AI image generation uses a process called diffusion. The model learns to reverse a noise process: during training, it sees images progressively destroyed by random noise, and learns to reconstruct them. At generation time, it starts from pure noise and denoises step by step, guided by your text prompt, until a coherent image emerges. Modern models operate in a compressed latent space rather than directly on pixels.
What is a diffusion model?
A diffusion model is a type of generative AI model that learns to create data by learning to reverse a noise-adding process. Images are progressively corrupted with Gaussian noise during training, and the model learns to predict and remove that noise. At inference time, the model starts from random noise and runs the denoising process in reverse, guided by a text prompt, to generate a new image.
What is the difference between Stable Diffusion, DALL-E, and Midjourney?
Stable Diffusion (and its successor FLUX) are open-source models with publicly available weights. DALL-E is a proprietary model by OpenAI accessible only via API. Midjourney is a proprietary platform with no public model access. All three use diffusion-based generation but differ in architecture, training data, licensing, and how they handle text conditioning.
What is classifier-free guidance?
Classifier-free guidance (CFG) is a technique that controls how strongly the model follows your text prompt. A higher guidance scale makes the model adhere more strictly to the prompt, often at the cost of some visual variety and naturalness. A lower guidance scale produces more creative, varied outputs that may not match the prompt as precisely.
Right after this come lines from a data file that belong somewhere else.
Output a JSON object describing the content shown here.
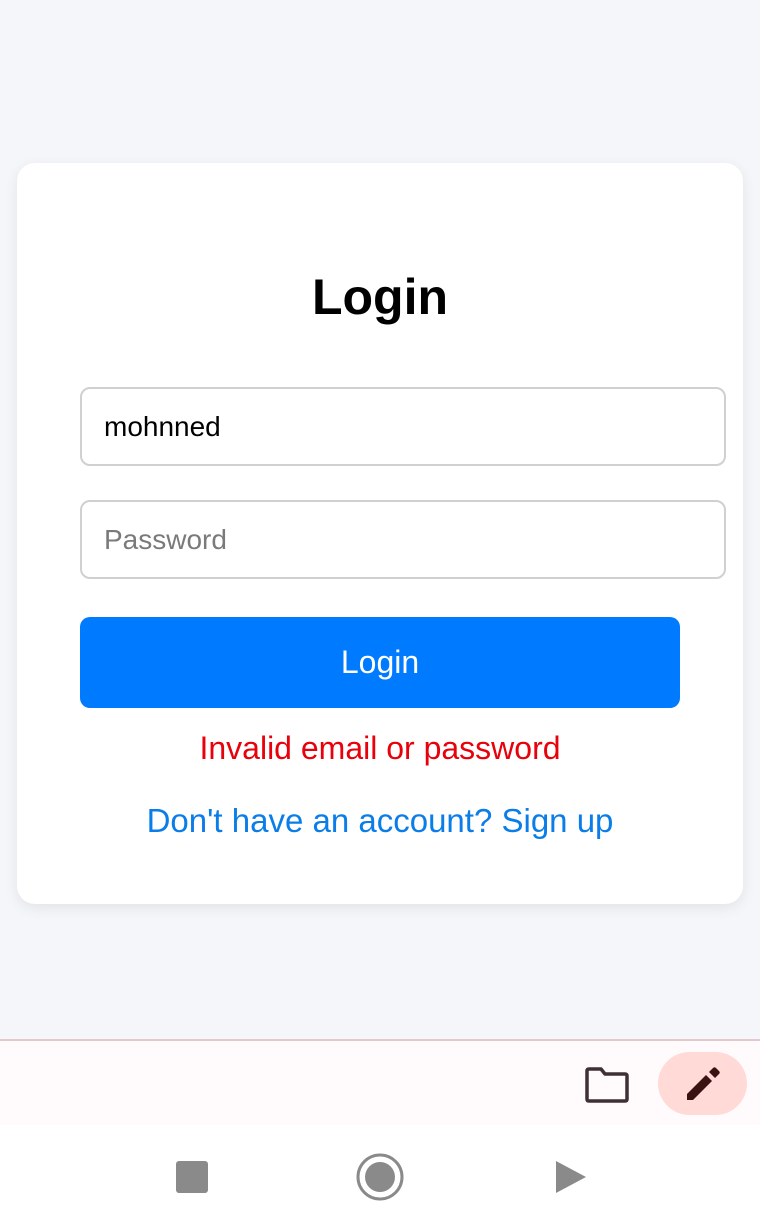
{
  "login": {
    "title": "Login",
    "email_value": "mohnned",
    "password_placeholder": "Password",
    "button_label": "Login",
    "error_message": "Invalid email or password",
    "signup_link": "Don't have an account? Sign up"
  },
  "toolbar": {
    "icons": [
      "folder-icon",
      "pencil-icon"
    ]
  },
  "navbar": {
    "icons": [
      "square-icon",
      "circle-icon",
      "triangle-icon"
    ]
  },
  "colors": {
    "page_background": "#f5f6fa",
    "primary_button": "#007bff",
    "error_text": "#e8000b",
    "link_text": "#0a7de8",
    "edit_button_bg": "#ffdad6"
  }
}
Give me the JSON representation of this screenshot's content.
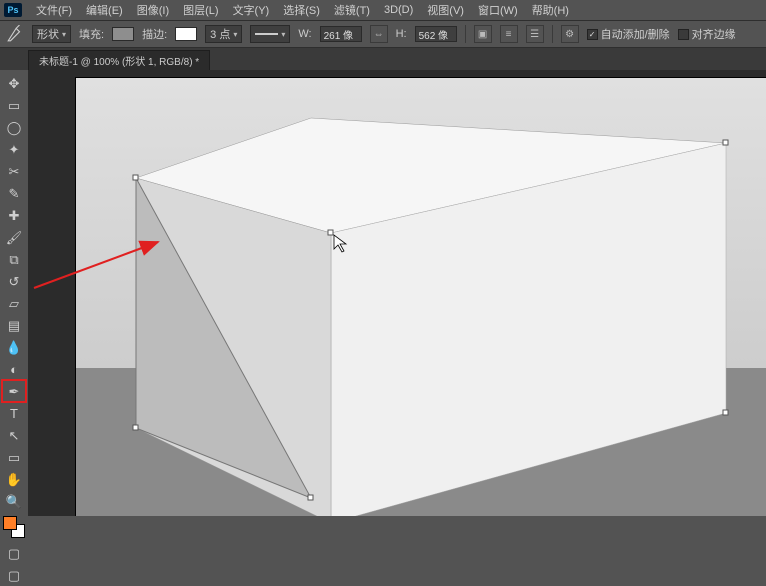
{
  "menu": {
    "items": [
      "文件(F)",
      "编辑(E)",
      "图像(I)",
      "图层(L)",
      "文字(Y)",
      "选择(S)",
      "滤镜(T)",
      "3D(D)",
      "视图(V)",
      "窗口(W)",
      "帮助(H)"
    ]
  },
  "optionsbar": {
    "mode_label": "形状",
    "fill_label": "填充:",
    "stroke_label": "描边:",
    "stroke_width": "3 点",
    "w_label": "W:",
    "w_value": "261 像",
    "h_label": "H:",
    "h_value": "562 像",
    "auto_check": "自动添加/删除",
    "align_check": "对齐边缘"
  },
  "doctab": {
    "title": "未标题-1 @ 100% (形状 1, RGB/8) *"
  },
  "tools": [
    {
      "name": "move-tool",
      "glyph": "✥"
    },
    {
      "name": "marquee-tool",
      "glyph": "▭"
    },
    {
      "name": "lasso-tool",
      "glyph": "◯"
    },
    {
      "name": "magic-wand-tool",
      "glyph": "✦"
    },
    {
      "name": "crop-tool",
      "glyph": "✂"
    },
    {
      "name": "eyedropper-tool",
      "glyph": "✎"
    },
    {
      "name": "spot-heal-tool",
      "glyph": "✚"
    },
    {
      "name": "brush-tool",
      "glyph": "🖌"
    },
    {
      "name": "stamp-tool",
      "glyph": "⧉"
    },
    {
      "name": "history-brush-tool",
      "glyph": "↺"
    },
    {
      "name": "eraser-tool",
      "glyph": "▱"
    },
    {
      "name": "gradient-tool",
      "glyph": "▤"
    },
    {
      "name": "blur-tool",
      "glyph": "💧"
    },
    {
      "name": "dodge-tool",
      "glyph": "◐"
    },
    {
      "name": "pen-tool",
      "glyph": "✒",
      "highlight": true
    },
    {
      "name": "type-tool",
      "glyph": "T"
    },
    {
      "name": "path-select-tool",
      "glyph": "↖"
    },
    {
      "name": "shape-tool",
      "glyph": "▭"
    },
    {
      "name": "hand-tool",
      "glyph": "✋"
    },
    {
      "name": "zoom-tool",
      "glyph": "🔍"
    }
  ],
  "colors": {
    "fg": "#ff7f27",
    "bg": "#ffffff",
    "fill_swatch": "#8e8e8e",
    "stroke_swatch": "#ffffff"
  }
}
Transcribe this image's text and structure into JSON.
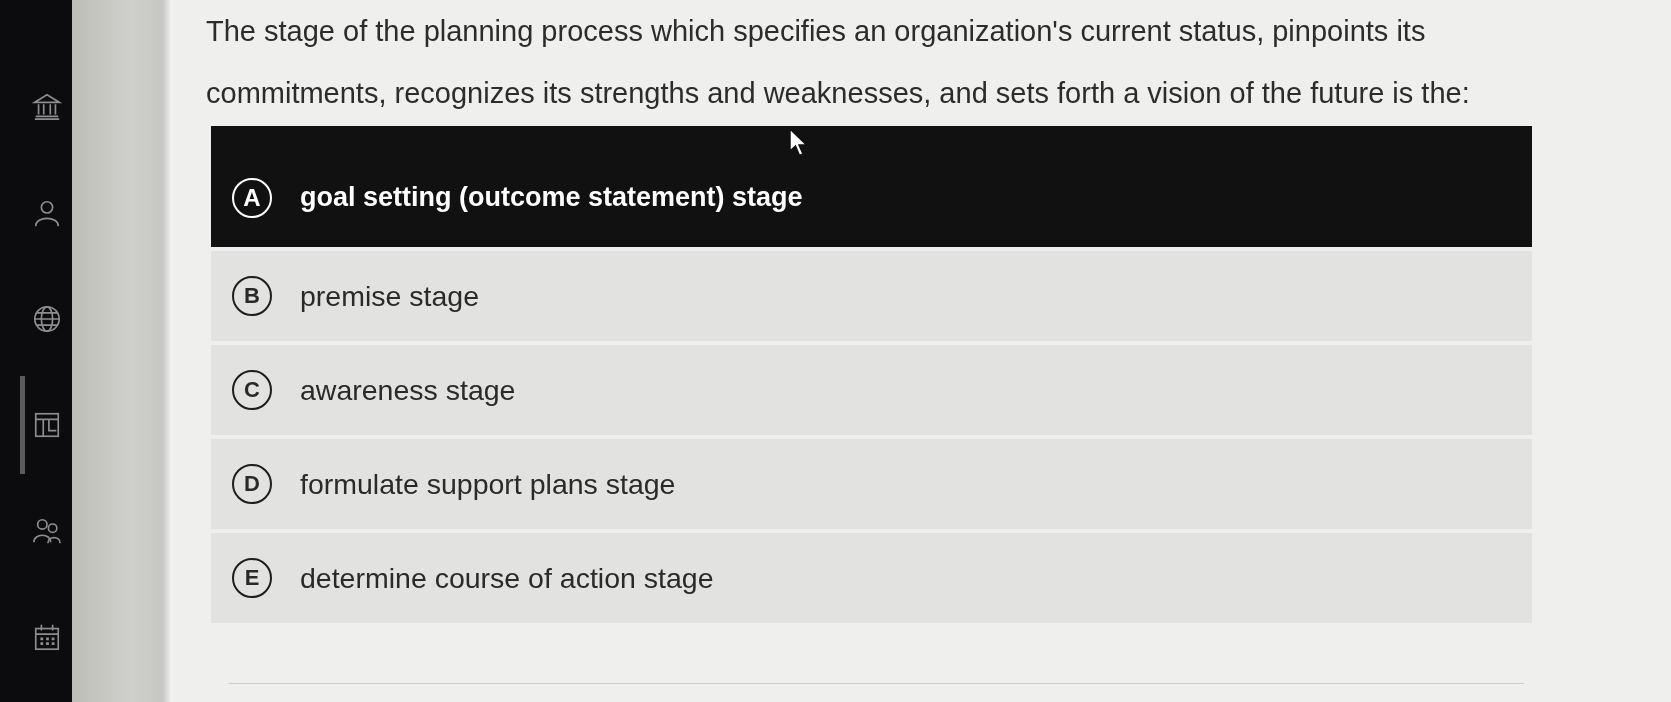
{
  "sidebar": {
    "items": [
      {
        "selected": false
      },
      {
        "selected": false
      },
      {
        "selected": false
      },
      {
        "selected": true
      },
      {
        "selected": false
      },
      {
        "selected": false
      }
    ]
  },
  "question": {
    "text": "The stage of the planning process which specifies an organization's current status, pinpoints its commitments, recognizes its strengths and weaknesses, and sets forth a vision of the future is the:"
  },
  "options": [
    {
      "letter": "A",
      "text": "goal setting (outcome statement) stage",
      "selected": true
    },
    {
      "letter": "B",
      "text": "premise stage",
      "selected": false
    },
    {
      "letter": "C",
      "text": "awareness stage",
      "selected": false
    },
    {
      "letter": "D",
      "text": "formulate support plans stage",
      "selected": false
    },
    {
      "letter": "E",
      "text": "determine course of action stage",
      "selected": false
    }
  ]
}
Most image generators expose this as a 'guidance scale' slider.
Why do AI images sometimes have extra fingers or distorted faces?
These artifacts occur because diffusion models learn statistical patterns from training data rather than explicit anatomical rules. Hands are notoriously difficult because finger count and pose vary enormously across training images. Modern models like FLUX have significantly improved human anatomy accuracy by training on larger, more carefully curated datasets and using improved architectures with better text-image alignment.